As previously mentioned there are no rules when it comes to fika, but one of my favorite treats to enjoy with my coffee are Swedish chocolate balls. (If you know anything about me you know how extrememly dificult it was for me to decide on just one treat). Here’s the recipe so you too can enjoy a moment of Swedish fika in your busy busy day:

Ingredients:

  • 2 dl oats
  • 1 dl sugar
  • 1 teaspoon vanilla sugar
  • 1 tablespoon cold coffee
  • 2 tablespoons cocoa
  • 150g butter 
  • Coconut shavings or sprinkles or both


Directions:

  1. Convert everything to cups if you don’t have a deciliter measuring device. I’ll help you get there by telling you that 1 dl is 0.42 cups.
  2. Mix all ingredients except the coconut/sprinkles in a bowl.
  3. Roll mixture into balls. Larger balls will be about 1.5 inches in diameter smaller balls can be about 1 inch in diameter.
  4. Pour a small amount of coconut (or sprinkles) on a plate, one or two handfuls will be enough to get started. Coat the balls with coconut or sprinkles by rolling them around the plate. As the coconut/sprinkles run out, add more to the plate. 
  5. Makes about 14 large balls or 20 small balls.

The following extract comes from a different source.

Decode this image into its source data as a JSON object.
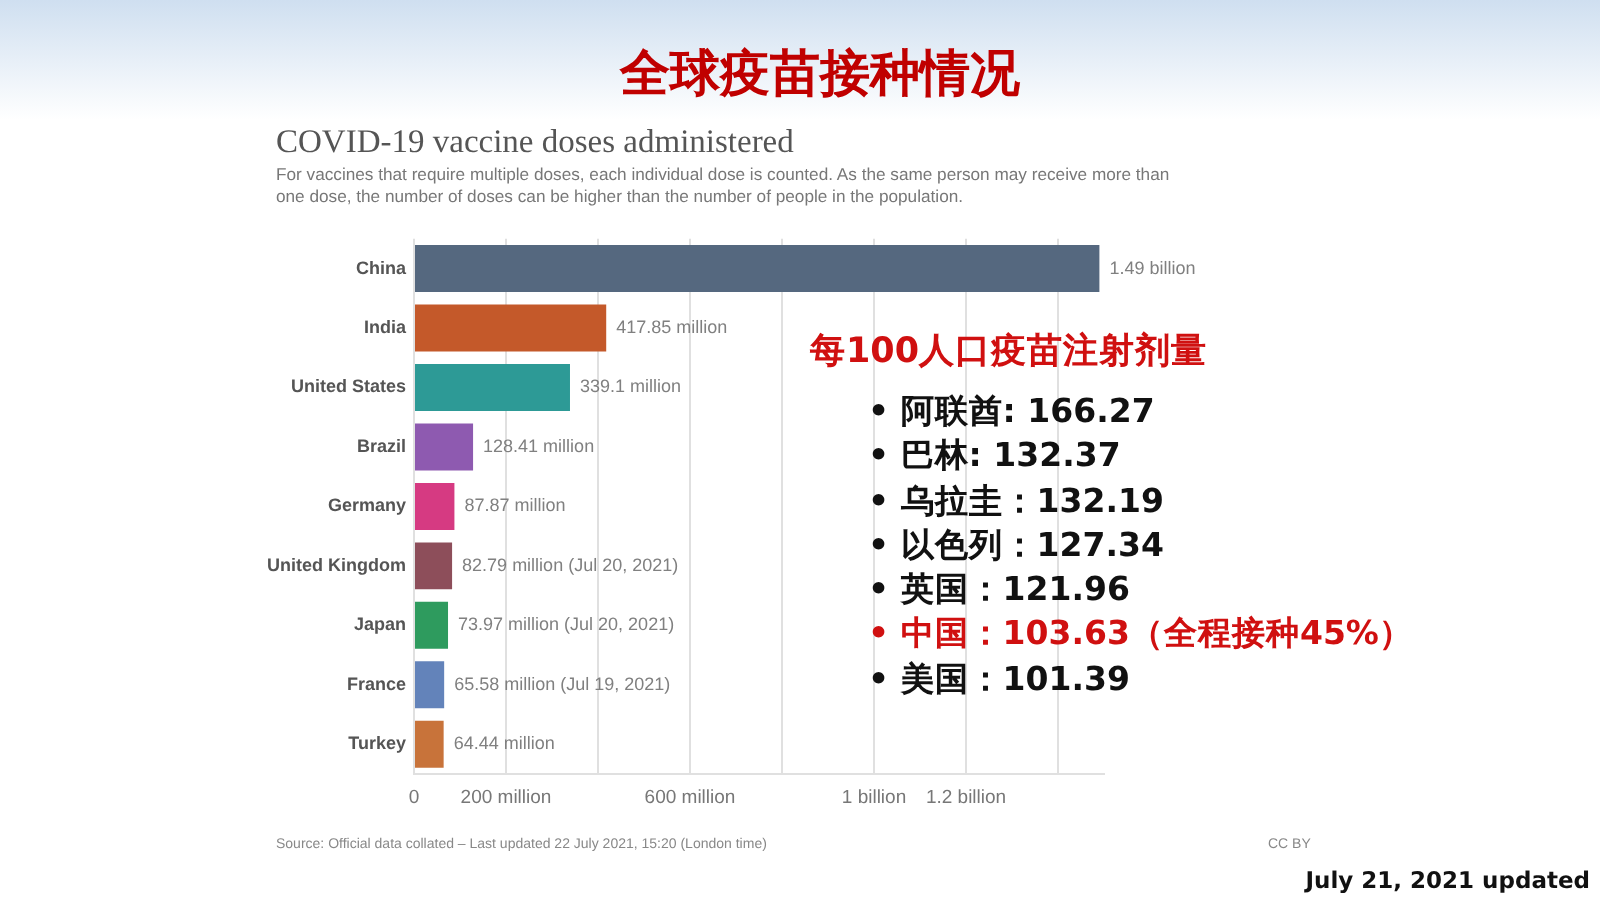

Side bar: For those of you who like words, I just had to check the etymology of the word “fika” and according to professor Lars-Gunnar Andersson at the University of Gothenburg the word fika comes from an alternate form of a Swedish word for coffee (kaffi). The word “kaffi” is cut in the middle and each side swapped, as a type of slang (since that just seems like the easiest kind of slang there is…) which results in “fika“!